1. Non Non Biyori S2
I was almost hesitant to put Non Non Biyori as my number one pick. It’s not that doesn’t deserve it be, but I’ve been conditioned to favour shows that contain a central narrative, forward momentum and legitimate stakes. Biyori, by comparison is a slice of life about of children living in the countryside & is essentially just more of the first season. However, omitting it from the top stop would be doing the show a real disservice. Whether this type of anime is your thing or not, it’s hard to deny the consistently stellar direction on display.
This also makes it personally difficult to talk about. Rather than latching onto themes or motivations, the goal here is to elicit a mood, whether in the comedic antics of the cast, or the gentle atmosphere of the village.
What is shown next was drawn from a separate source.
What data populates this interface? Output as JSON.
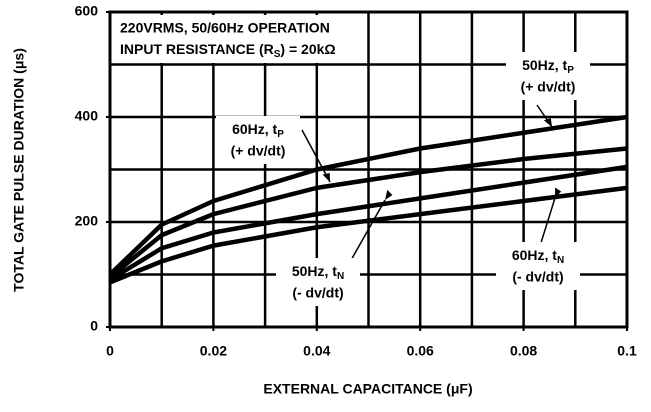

As someone who generally pours scorn on the likes of Jun Maeda for using cheap plot conceits to force an emotional response, it’s a little hard to say Biyori is wonderful because it gives me warm fuzzies inside. It’s not quite the same though; the show rarely uses excessive drama to make you care, and the brief moments it does build on collective experiences on childhood, rather than milking tears out of tragedy. It’s certainly nostalgic, but in a far more relatable way than the Maokoto Shinkai approach of making you yearn for feelings never actually experienced. Even though I can chalk much of my appreciation from the setting, spending much of my youth in rural Ireland, the depictions are pretty universal, if containing a deliberately rose-coloured tint.
Even though S2 is essentially more of the same (it even takes place during the same span of time as the first), there’s definitely a better understanding of the show’s strengths. The amount of generic niceties have definitely been toned back this time around, with some of the more dull characters like Hotaru largely relegated to the background. Conversely, Biyori now clearly understands that Renge is its star selling point, dedicating far more time to her wonderfully perceptive, yet skewed outlook on life. It nails the mind-set of being an age when fantasy and reality aren’t mutually exclusive notions in a child’s head. More emphasis is also placed on static breather scenes that allow you to just sit in moments without the need for dialogue or even music. I would like to have seen more screen time from a few personal favourites like Candy Store or the super villain rabbit, but those are minor quibbles.
Non Non Biyori might not reinvent the wheel, but it doesn’t need to. It excels both as a Ghibli-esque ode to the sense of magic and wonder that children find in the mundane and as a love letter to the rustic charms of a quiet life, where cell phone rarely have signals and out in the middle of nowhere vending machines crawl with wildlife. This is a show that understands how direction can elevate a simple premise to lofty heights. It’s about as close to a Yotsuba anime we’re going to see anytime soon.